Bu hareketi beklemediğim için şaşırmış olsam da sadece Aslı'ya odaklandım.

Derin de üzülmüştü belli ki.Ama Aslı...Onun yüzünde çok gördüm pişmanlığı , üzüntüyü.

Kıyamamış ve affetmiştim onları.Ama bu kalbimi paramparça ettikleri gerçeğini değiştirmemişti.Neden söylememişlerdi ki bana?Timur'dan duyarsam daha az üzülürüm diye mi düşünmüşlerdi?

Böyle daha mı iyi oldu zannediyorlar?

Evren yanıma yaklaşıp kulağıma doğru eğildi.

"Gitmek istiyorsun değil mi?"

Hayır.

"Ben bilmiyorum.Eve gidemem.Ben onun suratına bakamam Evren.Ama eninde sonunda döneceğim oraya.Zorundayım."

"Sana şu çok klişe olan 'Burada benimle bir ömür kalabilirsin' lafını söylemek isterdim.Ama dönmek zorundayız.Sen babana ben ise anneme."

Babam.Bunu duyması bile tuhafken söylemesi nasıl olacaktı.

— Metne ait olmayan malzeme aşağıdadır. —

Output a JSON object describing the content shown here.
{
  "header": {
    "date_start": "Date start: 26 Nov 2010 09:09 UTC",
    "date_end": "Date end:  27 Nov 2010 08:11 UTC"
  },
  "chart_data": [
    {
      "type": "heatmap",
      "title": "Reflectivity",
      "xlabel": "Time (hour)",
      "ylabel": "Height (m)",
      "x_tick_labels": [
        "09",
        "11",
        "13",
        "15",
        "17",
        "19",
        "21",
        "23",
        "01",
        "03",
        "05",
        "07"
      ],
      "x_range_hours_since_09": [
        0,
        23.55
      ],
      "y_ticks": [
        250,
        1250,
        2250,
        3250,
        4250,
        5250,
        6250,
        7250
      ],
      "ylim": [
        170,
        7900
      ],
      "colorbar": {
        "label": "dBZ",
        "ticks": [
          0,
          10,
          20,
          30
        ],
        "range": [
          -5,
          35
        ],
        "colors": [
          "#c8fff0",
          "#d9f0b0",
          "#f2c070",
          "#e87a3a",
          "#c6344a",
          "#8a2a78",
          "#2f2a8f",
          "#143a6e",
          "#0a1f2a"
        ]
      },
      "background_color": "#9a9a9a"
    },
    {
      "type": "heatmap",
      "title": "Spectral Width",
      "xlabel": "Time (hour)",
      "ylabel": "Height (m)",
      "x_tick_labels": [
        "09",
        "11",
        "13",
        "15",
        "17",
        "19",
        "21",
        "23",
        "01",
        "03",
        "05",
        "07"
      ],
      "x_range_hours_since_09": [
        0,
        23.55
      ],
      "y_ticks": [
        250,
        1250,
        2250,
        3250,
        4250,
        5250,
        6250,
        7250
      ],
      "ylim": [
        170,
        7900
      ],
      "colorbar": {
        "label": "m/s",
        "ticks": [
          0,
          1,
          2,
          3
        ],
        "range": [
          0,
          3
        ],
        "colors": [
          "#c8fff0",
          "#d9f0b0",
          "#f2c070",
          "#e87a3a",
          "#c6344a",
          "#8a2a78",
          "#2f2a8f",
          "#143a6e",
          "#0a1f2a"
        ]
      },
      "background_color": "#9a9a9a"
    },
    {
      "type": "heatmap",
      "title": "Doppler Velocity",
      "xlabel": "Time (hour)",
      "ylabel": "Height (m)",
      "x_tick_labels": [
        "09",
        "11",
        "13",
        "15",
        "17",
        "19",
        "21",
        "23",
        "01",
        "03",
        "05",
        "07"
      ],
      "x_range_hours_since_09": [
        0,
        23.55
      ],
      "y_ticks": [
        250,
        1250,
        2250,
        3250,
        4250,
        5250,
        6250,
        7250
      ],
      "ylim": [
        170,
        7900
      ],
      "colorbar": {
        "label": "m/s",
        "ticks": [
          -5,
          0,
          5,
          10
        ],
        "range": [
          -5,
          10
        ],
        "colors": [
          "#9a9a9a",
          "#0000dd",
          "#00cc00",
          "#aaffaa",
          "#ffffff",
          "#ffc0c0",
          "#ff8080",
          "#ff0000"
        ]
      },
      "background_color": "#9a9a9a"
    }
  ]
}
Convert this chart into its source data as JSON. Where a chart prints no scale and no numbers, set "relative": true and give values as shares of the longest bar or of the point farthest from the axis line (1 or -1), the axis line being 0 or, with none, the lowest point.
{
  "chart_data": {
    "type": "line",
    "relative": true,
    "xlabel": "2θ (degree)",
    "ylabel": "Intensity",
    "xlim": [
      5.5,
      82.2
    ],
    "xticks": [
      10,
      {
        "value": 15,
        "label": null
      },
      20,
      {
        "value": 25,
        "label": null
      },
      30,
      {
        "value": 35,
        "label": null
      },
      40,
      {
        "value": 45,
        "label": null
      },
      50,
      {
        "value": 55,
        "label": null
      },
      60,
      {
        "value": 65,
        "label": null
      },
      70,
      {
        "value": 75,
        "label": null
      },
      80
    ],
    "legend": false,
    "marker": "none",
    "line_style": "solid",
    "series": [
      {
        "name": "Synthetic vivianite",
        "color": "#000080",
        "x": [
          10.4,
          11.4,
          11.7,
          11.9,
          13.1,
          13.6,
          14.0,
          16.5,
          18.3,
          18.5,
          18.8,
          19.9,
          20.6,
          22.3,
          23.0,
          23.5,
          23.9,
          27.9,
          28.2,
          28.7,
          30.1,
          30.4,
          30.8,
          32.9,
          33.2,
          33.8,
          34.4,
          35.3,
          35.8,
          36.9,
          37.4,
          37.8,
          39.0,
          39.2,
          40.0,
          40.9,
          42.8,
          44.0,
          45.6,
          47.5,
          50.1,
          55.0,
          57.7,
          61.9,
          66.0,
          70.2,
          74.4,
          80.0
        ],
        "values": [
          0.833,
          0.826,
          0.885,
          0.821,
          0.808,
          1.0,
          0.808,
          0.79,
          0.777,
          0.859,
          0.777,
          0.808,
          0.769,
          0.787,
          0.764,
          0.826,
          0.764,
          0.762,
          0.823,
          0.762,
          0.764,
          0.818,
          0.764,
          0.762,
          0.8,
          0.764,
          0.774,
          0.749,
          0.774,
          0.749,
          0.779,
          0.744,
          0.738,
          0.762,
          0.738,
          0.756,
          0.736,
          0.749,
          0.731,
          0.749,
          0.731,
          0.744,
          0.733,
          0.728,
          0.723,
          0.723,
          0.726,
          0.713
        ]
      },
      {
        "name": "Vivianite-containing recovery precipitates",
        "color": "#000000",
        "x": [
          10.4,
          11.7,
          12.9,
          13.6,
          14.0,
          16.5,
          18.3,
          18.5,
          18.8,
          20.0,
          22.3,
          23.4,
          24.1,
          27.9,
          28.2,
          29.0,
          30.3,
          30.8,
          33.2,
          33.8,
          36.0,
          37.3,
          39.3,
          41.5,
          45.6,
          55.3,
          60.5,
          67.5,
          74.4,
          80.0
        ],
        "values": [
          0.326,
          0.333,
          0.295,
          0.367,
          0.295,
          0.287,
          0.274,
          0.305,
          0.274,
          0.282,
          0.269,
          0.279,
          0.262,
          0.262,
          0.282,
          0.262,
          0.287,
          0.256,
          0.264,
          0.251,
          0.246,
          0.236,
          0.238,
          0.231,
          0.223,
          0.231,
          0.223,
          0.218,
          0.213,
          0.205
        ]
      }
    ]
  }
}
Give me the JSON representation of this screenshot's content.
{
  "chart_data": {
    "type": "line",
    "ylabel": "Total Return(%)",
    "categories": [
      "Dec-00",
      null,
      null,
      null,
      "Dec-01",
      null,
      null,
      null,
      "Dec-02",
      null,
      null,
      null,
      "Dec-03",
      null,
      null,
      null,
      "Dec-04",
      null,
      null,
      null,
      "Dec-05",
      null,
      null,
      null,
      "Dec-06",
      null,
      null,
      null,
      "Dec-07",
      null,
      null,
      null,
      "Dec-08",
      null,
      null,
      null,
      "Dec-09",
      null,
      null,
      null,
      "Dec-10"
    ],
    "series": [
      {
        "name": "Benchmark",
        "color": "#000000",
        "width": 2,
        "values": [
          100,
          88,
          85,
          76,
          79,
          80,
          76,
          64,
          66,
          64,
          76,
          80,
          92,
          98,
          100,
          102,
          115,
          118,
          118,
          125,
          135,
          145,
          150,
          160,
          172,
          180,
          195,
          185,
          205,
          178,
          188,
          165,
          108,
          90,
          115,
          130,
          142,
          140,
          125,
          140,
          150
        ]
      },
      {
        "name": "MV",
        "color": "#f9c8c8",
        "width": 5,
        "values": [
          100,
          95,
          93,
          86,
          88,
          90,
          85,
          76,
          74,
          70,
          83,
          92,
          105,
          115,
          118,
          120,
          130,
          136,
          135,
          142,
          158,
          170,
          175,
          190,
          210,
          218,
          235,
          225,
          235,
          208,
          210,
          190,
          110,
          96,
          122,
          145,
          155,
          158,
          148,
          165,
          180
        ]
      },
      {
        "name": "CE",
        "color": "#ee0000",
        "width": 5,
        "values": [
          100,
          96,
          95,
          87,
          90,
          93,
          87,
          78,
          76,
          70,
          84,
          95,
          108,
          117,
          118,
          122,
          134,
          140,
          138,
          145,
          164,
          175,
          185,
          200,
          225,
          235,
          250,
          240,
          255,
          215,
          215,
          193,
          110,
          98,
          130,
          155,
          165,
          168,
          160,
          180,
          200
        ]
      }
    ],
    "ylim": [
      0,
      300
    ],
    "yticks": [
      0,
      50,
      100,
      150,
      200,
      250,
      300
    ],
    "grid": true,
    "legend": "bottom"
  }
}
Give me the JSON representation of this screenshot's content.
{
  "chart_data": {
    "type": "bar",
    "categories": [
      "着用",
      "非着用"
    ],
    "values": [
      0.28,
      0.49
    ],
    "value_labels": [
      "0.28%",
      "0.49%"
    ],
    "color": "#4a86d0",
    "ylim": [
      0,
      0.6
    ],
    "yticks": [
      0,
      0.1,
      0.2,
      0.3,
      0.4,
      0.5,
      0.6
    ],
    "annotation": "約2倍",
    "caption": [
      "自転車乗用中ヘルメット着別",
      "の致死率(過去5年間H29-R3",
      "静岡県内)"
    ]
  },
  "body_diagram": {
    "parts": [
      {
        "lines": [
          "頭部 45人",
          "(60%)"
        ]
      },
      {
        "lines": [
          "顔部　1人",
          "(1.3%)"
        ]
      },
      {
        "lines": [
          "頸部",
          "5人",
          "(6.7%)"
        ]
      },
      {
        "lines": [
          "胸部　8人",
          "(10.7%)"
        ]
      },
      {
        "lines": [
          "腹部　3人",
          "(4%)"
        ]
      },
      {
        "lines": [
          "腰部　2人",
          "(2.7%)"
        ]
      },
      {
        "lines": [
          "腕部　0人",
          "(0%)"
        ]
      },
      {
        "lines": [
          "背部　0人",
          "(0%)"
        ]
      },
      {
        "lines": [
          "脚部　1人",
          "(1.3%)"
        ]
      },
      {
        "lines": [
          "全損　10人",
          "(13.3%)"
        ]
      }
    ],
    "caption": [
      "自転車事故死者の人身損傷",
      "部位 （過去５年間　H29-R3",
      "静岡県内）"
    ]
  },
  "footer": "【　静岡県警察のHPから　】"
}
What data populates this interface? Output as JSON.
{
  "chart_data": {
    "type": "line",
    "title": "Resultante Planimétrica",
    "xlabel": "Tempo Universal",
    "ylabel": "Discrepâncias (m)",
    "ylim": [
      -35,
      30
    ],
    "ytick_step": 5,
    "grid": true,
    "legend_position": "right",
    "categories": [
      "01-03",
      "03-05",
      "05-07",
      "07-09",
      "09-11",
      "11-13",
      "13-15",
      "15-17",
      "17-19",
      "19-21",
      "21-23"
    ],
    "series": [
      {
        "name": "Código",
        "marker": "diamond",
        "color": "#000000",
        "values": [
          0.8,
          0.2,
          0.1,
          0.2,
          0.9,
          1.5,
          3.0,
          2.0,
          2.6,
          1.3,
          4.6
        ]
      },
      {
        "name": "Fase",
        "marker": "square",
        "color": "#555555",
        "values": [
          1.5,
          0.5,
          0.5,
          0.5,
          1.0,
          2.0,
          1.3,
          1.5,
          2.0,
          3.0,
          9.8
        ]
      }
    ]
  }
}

"Annene dönmek istiyor musun?"

"Bilmem istiyor muyum?Beni her kırışında önce defolup gittim daha sonra yüzsüz gibi döndüm kapısına.Evet istiyorum."

Ona doğru dönüp yanağını okşadığımda gelen öksürük sesiyle bir adım geriledim.

Tolga.

Ona açıklama borçlu değildim.Bu saatten sonra ona hiçbir şey borçlu değildim ve muhatabım değildi.O da parçalamıştı beni.Onu affedemezdim.

Derin ve Aslı kardeşimdi kıyamadım onlara.

Ama o hiçbir şeyim değildi.

Ama bir yandan da düşündüm.O olmasa kim bilir ne zaman söyleyecekti Timur bana.Belki daha çok üzülecektim.Belki de söylemeye hiç cesaret edemeyecekti.

Ama Tolga da edememişti bana söylemeye.

*****

Evin kapısına geldiğimde ben çalmadan açılan kapı ve beni saran kollara rastlayınca anlık bir şok yaşadım.

"Kuzum , hayatım!"

"Bo-boğuluyorum."

Nurhayat Hanım beni bıraktığında gözlerine kaydı gözlerim.Yeşil gözleri kırmızıydı.Onu da mı ağlatmıştım?

Yanaklarıma sulu öpücükler bırakırken Timur görüş alanıma girdiğinde başını öne eğip kapının yanında durduğunu gördüm.

Alt tarafı bir gece yoktum.Nasıl bu kadar endişelendirmiştim ki onları ? Kapıdan içeri girdim ve Nurhayat Hanım'a öpücükler yolladıktan sonra merdivene yöneldim.Timur'u es geçmiştim.